Arrivé en contrat d'insertion comme employé administratif suite à un accident qui l'a handicapé, il a fini par piloter ce projet, renouant avec un métier qu'il a longtemps exercé.

Dans son petit laboratoire où sont stockés bacs de chapelure et autres abricots en conserve, il raconte : « J'ai une expérience de 39 ans dans la pâtisserie. J'ai quatre CAP, un brevet de maîtrise. J'ai travaillé chez un meilleur ouvrier de France. A cause de mon handicap, je ne pensais pas retrouver du travail dans ce secteur ». Il y est finalement parvenu grâce aux spécificités de cette entreprise dans laquelle les contraintes de production sont moindres. « Je fais de la production mais aussi beaucoup de formation et de l'administratif ».

Il pilote ainsi une petite équipe qui transforme la fine chapelure de pain invendus en biscuits, brownies, crêpes et autres cakes. Des produits que les clients de Pain et Partage proposent ponctuellement, lors d'événements, afin de sensibiliser aux enjeux du gaspillage alimentaire. Et qui devraient aussi prendre place sur les étals de la future boulangerie à La Ciotat, de même que chez certains partenaires comme le supermarché coopératif Super Cafoutch, à Marseille. « Ce peut être intéressant pour les centres aérés, en remplacement de produits industriels bourrés d'additifs et d'emballages. L'enjeu est de développer une dynamique économique importante autour de ces produits ».

Jusqu'à Rennes

De tels écosystèmes locaux, le réseau - qui a réalisé en 2023 un chiffre d'affaires global de 4,5 millions d'euros - prévoit d'en faire germer d'autres, ailleurs en France.

Des projets sont ainsi en cours de construction à Nice, à Issy-les-Moulineaux ou encore à Rennes. Avec chaque fois la même recette : un approvisionnement bio et local, de l'insertion et la restauration collective comme débouché. Une recette qui a permis au réseau Bou'sol de se distinguer de ses concurrents dont le but est davantage lucratif.

« À Rennes, nous avons été sollicités par les collectivités locales qui se mobilisent autour des enjeux de préservation de la ressource hydraulique », explique Benjamin Borel. « Pour préserver la qualité de l'eau du bassin versant et réduire leurs dépenses en traitement de l'eau, elles ont décidé de soutenir l'agriculture biologique en amont du bassin versant ». Mais plutôt que de se contenter de financer l'installation de producteurs, l'enjeu est de leur garantir des débouchés, notamment en investissant dans la restauration collective.

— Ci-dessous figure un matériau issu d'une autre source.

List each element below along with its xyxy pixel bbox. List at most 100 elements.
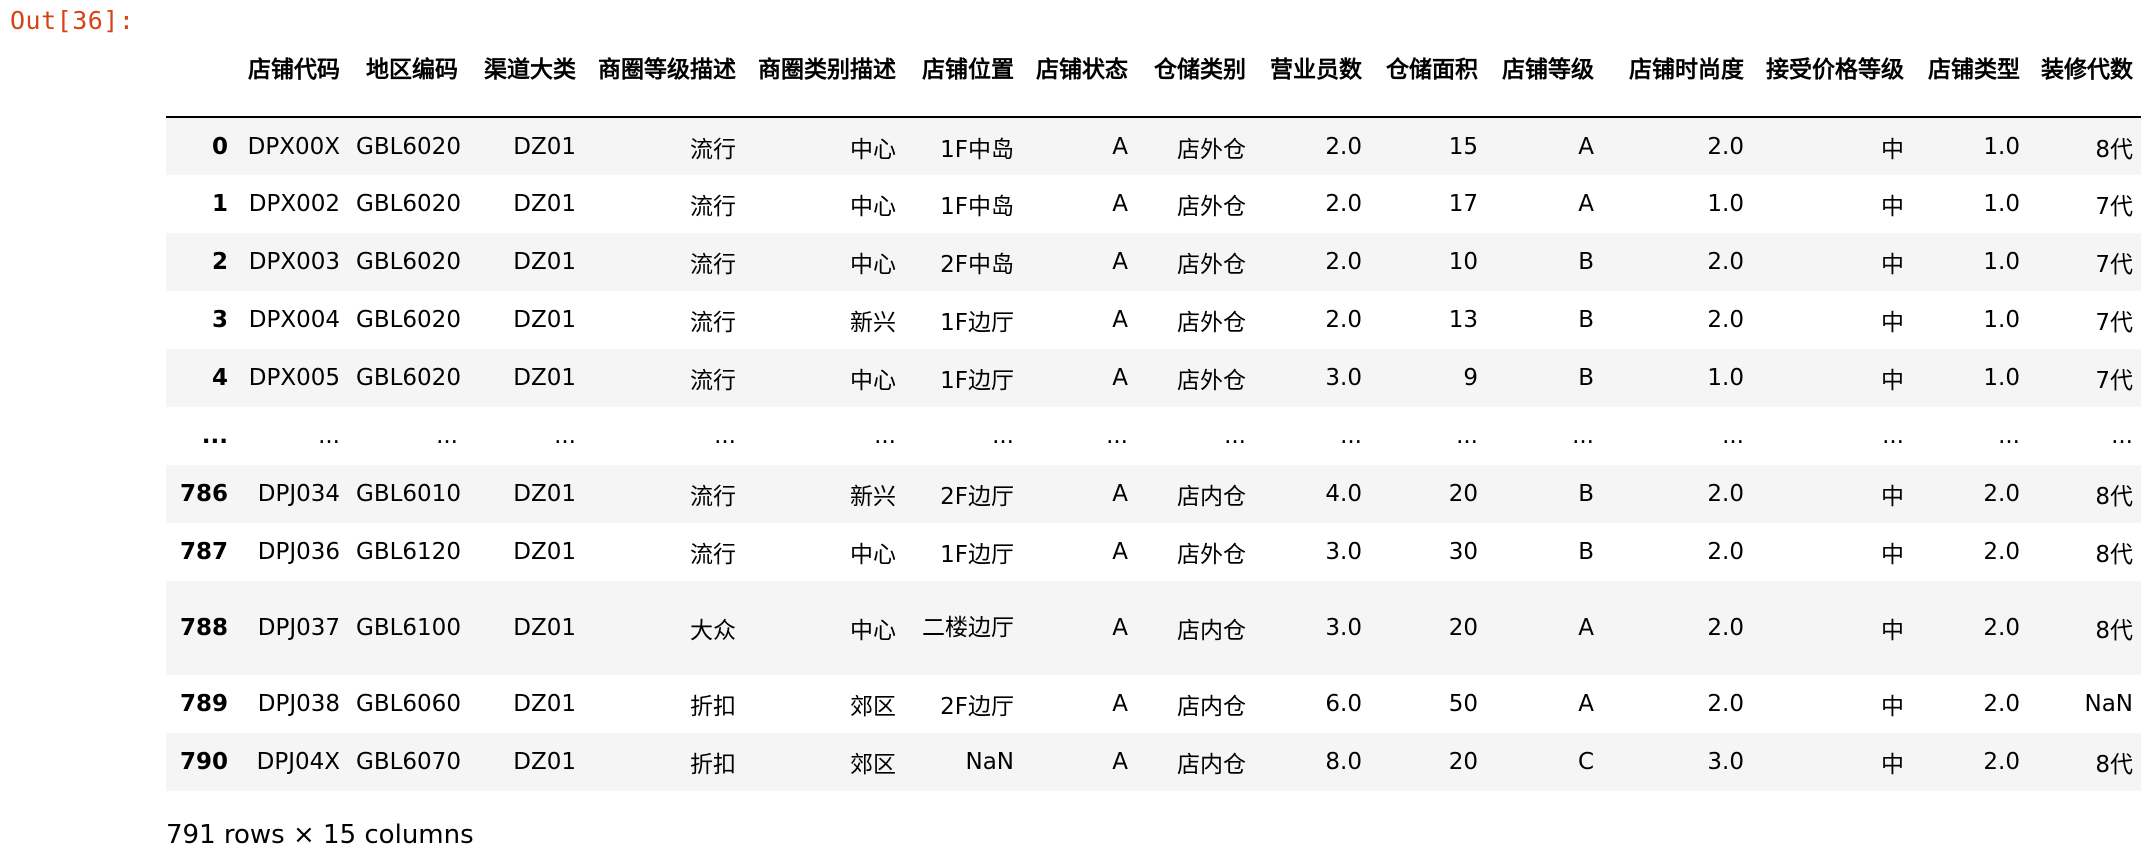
table-cell: ... — [1224, 423, 1246, 449]
table-row: 4 DPX005 GBL6020 DZ01 流行 中心 1F边厅 A 店外仓 3.0 9 B 1.0 中 1… — [166, 349, 2141, 407]
table-cell: 2.0 — [1983, 539, 2020, 565]
table-cell: 3.0 — [1325, 539, 1362, 565]
table-cell: 2.0 — [1707, 307, 1744, 333]
table-cell: 1F中岛 — [940, 136, 1014, 163]
table-cell: ... — [1572, 423, 1594, 449]
dataframe-table: 店铺代码 地区编码 渠道大类 商圈等级描述 商圈类别描述 店铺位置 店铺状态 仓储类别 营业员数… — [166, 30, 2141, 791]
table-row: ........................................… — [166, 407, 2141, 465]
row-index: 789 — [179, 691, 228, 717]
table-cell: ... — [1722, 423, 1744, 449]
table-cell: 中 — [1881, 694, 1904, 720]
table-cell: DPX002 — [248, 191, 340, 217]
table-cell: 2.0 — [1707, 249, 1744, 275]
table-cell: 中心 — [850, 542, 896, 568]
table-cell: B — [1578, 365, 1594, 391]
table-cell: 新兴 — [850, 310, 896, 336]
table-cell: 郊区 — [850, 694, 896, 720]
table-cell: 店内仓 — [1177, 484, 1246, 510]
row-index: 788 — [179, 615, 228, 641]
table-cell: GBL6020 — [356, 365, 461, 391]
table-cell: 9 — [1463, 365, 1478, 391]
row-index: 2 — [211, 249, 228, 275]
table-cell: 流行 — [690, 252, 736, 278]
column-header: 店铺等级 — [1486, 30, 1602, 118]
table-cell: 流行 — [690, 194, 736, 220]
table-cell: 二楼边厅 — [922, 615, 1014, 641]
table-cell: 3.0 — [1707, 749, 1744, 775]
table-cell: 店内仓 — [1177, 694, 1246, 720]
table-cell: 15 — [1448, 133, 1478, 160]
table-cell: A — [1112, 365, 1128, 391]
header-row: 店铺代码 地区编码 渠道大类 商圈等级描述 商圈类别描述 店铺位置 店铺状态 仓储类别 营业员数… — [166, 30, 2141, 118]
table-cell: DZ01 — [513, 749, 576, 775]
table-cell: 20 — [1448, 749, 1478, 775]
table-cell: GBL6060 — [356, 691, 461, 717]
table-cell: 店内仓 — [1177, 752, 1246, 778]
table-cell: 2.0 — [1707, 133, 1744, 160]
table-cell: 1.0 — [1707, 365, 1744, 391]
column-header: 仓储面积 — [1370, 30, 1486, 118]
table-cell: 中心 — [850, 368, 896, 394]
table-cell: 折扣 — [690, 694, 736, 720]
table-cell: 2.0 — [1707, 691, 1744, 717]
table-cell: A — [1112, 691, 1128, 717]
table-cell: 2.0 — [1983, 749, 2020, 775]
table-cell: 2F中岛 — [940, 252, 1014, 278]
table-cell: ... — [1998, 423, 2020, 449]
table-cell: A — [1112, 249, 1128, 275]
table-cell: 2.0 — [1707, 539, 1744, 565]
table-cell: 1F边厅 — [940, 542, 1014, 568]
table-body: 0 DPX00X GBL6020 DZ01 流行 中心 1F中岛 A 店外仓 2.0 15 A 2.0 中… — [166, 117, 2141, 791]
table-cell: DPJ036 — [257, 539, 340, 565]
table-cell: 店外仓 — [1177, 368, 1246, 394]
table-cell: 中 — [1881, 484, 1904, 510]
table-cell: 店外仓 — [1177, 194, 1246, 220]
table-cell: 2F边厅 — [940, 694, 1014, 720]
table-cell: 中 — [1881, 136, 1904, 163]
table-cell: DZ01 — [513, 365, 576, 391]
table-cell: A — [1112, 191, 1128, 217]
table-cell: GBL6100 — [356, 615, 461, 641]
table-cell: 店外仓 — [1177, 542, 1246, 568]
table-cell: 新兴 — [850, 484, 896, 510]
table-cell: A — [1578, 191, 1594, 217]
table-cell: 7代 — [2095, 252, 2133, 278]
table-cell: GBL6020 — [356, 249, 461, 275]
table-cell: 中心 — [850, 194, 896, 220]
table-cell: 中 — [1881, 310, 1904, 336]
table-cell: 20 — [1448, 481, 1478, 507]
column-header: 仓储类别 — [1136, 30, 1254, 118]
table-cell: 中 — [1881, 252, 1904, 278]
row-index: ... — [201, 423, 228, 449]
table-cell: 13 — [1448, 307, 1478, 333]
table-cell: 1.0 — [1983, 191, 2020, 217]
table-cell: ... — [1340, 423, 1362, 449]
table-row: 788 DPJ037 GBL6100 DZ01 大众 中心 二楼边厅 A 店内仓 3.0 20 A 2.… — [166, 581, 2141, 675]
table-cell: NaN — [965, 749, 1014, 775]
table-cell: A — [1112, 481, 1128, 507]
table-cell: 中 — [1881, 542, 1904, 568]
table-cell: DPJ034 — [257, 481, 340, 507]
shape-note: 791 rows × 15 columns — [166, 820, 474, 850]
table-cell: 1F边厅 — [940, 368, 1014, 394]
table-cell: 8代 — [2095, 618, 2133, 644]
column-header: 营业员数 — [1254, 30, 1370, 118]
table-cell: 中心 — [850, 136, 896, 163]
table-cell: 2.0 — [1983, 691, 2020, 717]
table-cell: ... — [714, 423, 736, 449]
table-cell: 17 — [1448, 191, 1478, 217]
table-cell: DZ01 — [513, 539, 576, 565]
table-cell: B — [1578, 539, 1594, 565]
table-cell: 店内仓 — [1177, 618, 1246, 644]
table-cell: 8代 — [2095, 484, 2133, 510]
table-row: 2 DPX003 GBL6020 DZ01 流行 中心 2F中岛 A 店外仓 2.0 10 B 2.0 中… — [166, 233, 2141, 291]
row-index: 3 — [211, 307, 228, 333]
table-cell: DPJ038 — [257, 691, 340, 717]
table-cell: ... — [992, 423, 1014, 449]
table-cell: ... — [436, 423, 458, 449]
dataframe-output: 店铺代码 地区编码 渠道大类 商圈等级描述 商圈类别描述 店铺位置 店铺状态 仓储类别 营业员数… — [166, 30, 2141, 791]
table-cell: 店外仓 — [1177, 310, 1246, 336]
table-cell: DPJ04X — [256, 749, 340, 775]
table-cell: A — [1112, 133, 1128, 160]
table-row: 3 DPX004 GBL6020 DZ01 流行 新兴 1F边厅 A 店外仓 2.0 13 B 2.0 中… — [166, 291, 2141, 349]
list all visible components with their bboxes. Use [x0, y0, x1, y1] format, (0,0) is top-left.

C'est là qu'interviendra la nouvelle boulangerie bretonne du réseau Bou'sol, qui transformera du blé bio produit localement en pain pour la restauration collective. « Nous allons fournir la ville de Rennes et le Crous de Bretagne. Nous avons aussi des touches avec le secteur hospitalier. On espère que notre atelier sera en place fin 2024, avec une dizaine de salariés sur place, et que nous pourrons enclencher réellement la production début 2025 ».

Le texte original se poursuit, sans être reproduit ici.